The team also aims to offer a safe outlet for users to express their emotions with an anonymous voice message function, while being connected to IRIS’s own online platform.

“Users can vent their stress to the digital pet using the voice message function, and they can connect with other users in the community via the online platform we created, which would act as a safe space for students to talk about how they feel and connect with others without fear of judgement,” says Renault LUK, one of the team members responsible for the coding work.

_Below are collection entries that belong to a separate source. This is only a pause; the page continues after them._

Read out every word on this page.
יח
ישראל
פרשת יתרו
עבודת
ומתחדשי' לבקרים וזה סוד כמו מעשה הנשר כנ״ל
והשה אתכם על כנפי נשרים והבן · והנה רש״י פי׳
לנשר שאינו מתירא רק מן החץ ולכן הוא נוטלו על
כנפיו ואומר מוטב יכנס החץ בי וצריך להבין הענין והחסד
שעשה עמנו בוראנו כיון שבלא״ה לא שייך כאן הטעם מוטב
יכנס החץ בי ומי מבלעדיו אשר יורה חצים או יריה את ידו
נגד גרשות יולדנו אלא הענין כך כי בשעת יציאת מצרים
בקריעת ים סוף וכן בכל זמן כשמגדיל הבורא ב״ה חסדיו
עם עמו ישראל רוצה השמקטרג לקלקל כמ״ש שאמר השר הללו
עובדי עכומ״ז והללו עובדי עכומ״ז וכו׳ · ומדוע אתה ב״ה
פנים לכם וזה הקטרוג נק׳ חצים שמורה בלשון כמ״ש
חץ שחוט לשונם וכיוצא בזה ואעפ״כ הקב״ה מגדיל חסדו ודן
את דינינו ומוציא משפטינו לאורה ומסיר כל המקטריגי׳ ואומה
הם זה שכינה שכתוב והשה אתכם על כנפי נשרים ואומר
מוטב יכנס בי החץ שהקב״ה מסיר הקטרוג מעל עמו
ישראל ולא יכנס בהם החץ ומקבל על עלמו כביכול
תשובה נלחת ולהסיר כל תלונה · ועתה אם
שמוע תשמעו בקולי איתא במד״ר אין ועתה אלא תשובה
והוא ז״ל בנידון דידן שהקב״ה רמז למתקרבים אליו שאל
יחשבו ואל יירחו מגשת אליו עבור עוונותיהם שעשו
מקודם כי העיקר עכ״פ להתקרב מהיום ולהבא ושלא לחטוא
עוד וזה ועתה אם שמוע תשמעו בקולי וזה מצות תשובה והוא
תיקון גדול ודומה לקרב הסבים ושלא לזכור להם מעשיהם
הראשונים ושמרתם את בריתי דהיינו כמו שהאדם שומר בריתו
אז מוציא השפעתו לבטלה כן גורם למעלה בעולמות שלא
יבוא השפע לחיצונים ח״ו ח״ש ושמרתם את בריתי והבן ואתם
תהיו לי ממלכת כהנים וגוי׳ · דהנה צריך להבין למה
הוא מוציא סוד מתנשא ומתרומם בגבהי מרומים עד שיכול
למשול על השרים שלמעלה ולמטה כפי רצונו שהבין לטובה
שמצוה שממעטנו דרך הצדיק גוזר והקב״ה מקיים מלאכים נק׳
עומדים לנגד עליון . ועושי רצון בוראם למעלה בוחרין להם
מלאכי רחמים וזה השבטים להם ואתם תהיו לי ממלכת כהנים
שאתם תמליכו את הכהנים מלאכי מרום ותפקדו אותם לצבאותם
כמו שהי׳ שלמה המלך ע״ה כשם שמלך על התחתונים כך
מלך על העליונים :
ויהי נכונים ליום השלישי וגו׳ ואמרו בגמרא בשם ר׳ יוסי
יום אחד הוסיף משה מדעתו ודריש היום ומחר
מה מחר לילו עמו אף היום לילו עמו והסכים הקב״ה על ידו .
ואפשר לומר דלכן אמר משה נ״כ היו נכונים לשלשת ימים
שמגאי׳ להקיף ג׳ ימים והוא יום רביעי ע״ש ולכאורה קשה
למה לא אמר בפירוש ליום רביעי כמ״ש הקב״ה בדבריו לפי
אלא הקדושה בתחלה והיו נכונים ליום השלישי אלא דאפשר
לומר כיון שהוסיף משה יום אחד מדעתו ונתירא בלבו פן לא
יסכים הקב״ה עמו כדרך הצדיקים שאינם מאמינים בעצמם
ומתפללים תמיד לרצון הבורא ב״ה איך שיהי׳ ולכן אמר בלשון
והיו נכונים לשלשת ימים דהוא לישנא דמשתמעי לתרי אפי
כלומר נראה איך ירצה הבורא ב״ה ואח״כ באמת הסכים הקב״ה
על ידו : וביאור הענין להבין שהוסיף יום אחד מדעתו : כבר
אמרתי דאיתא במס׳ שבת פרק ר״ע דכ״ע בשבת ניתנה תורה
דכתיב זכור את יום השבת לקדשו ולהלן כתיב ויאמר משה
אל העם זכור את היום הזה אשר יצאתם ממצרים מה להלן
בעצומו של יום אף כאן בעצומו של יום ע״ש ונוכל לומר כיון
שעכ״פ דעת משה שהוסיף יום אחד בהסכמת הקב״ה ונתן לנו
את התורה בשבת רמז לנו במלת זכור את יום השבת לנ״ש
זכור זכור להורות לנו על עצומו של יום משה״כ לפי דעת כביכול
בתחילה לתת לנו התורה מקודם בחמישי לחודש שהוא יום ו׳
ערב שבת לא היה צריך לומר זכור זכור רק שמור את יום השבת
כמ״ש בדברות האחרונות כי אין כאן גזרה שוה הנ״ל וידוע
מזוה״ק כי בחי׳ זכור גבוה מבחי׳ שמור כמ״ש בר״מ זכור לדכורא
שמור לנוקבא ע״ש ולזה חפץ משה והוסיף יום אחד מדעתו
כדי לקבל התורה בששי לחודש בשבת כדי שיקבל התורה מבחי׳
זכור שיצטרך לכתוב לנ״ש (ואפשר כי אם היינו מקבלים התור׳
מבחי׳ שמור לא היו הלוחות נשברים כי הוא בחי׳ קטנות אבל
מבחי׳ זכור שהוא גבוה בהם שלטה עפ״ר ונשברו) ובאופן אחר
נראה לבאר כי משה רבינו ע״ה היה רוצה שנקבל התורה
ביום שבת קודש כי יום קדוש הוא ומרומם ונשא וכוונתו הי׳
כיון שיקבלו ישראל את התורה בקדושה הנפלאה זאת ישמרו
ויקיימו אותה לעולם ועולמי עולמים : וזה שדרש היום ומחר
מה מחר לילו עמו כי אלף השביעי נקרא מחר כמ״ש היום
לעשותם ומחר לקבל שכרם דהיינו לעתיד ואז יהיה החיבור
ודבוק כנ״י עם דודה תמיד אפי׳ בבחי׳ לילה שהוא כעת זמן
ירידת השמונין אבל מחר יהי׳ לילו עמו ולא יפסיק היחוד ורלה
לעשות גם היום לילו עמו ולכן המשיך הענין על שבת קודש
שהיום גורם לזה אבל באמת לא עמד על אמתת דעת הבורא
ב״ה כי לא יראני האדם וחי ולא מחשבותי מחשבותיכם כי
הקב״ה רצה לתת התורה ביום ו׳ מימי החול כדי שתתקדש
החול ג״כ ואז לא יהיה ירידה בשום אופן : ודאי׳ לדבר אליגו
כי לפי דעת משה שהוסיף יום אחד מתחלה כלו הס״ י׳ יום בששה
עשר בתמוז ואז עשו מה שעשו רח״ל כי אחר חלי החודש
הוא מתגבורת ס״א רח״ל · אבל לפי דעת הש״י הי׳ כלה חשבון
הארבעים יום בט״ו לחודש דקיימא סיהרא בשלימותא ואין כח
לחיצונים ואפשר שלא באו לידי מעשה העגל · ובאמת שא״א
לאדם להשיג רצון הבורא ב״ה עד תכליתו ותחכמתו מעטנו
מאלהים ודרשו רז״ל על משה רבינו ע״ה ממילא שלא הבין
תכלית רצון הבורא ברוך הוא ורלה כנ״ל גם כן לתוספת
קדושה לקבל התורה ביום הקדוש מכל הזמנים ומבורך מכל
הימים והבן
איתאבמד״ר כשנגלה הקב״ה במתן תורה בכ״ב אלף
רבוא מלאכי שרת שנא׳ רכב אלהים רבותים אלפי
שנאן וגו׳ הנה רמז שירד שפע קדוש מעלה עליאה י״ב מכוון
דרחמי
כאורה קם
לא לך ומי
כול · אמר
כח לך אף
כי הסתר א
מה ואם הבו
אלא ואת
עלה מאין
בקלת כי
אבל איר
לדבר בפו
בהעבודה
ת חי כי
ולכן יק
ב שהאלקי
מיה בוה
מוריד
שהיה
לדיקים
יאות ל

The team has used different technologies, such as 3D printing, haptics and machine learning, to produce the prototypes and the next step for the project is to enter production  through crowdfunding; should they manage to scale up sufficiently, they hope to be able to reach a retail price of HK$600-800. 

Educational outreach

All the scholarship recipients are testimony to the ISD’s early success, with students equipped with the wherewithal to better integrate design into their projects, thereby producing more human-centered and impactful products. “When we first started in 2017, a lot of effort was put into educational outreach –what it means to marry engineering and design, why design thinking and systems thinking are crucial at this level of undergraduate education, and how the ISD’s student-centric curriculum, along with industry collaborative support, provides the rich and inspiring bedrock for our students to grow,” says Winnie LEUNG, Assistant Professor of Engineering Education at the ISD.

“Our ultimate goal is to nurture a new generation of innovators who can work across multiple disciplines and create disruptive innovations to solve the world’s great challenges.”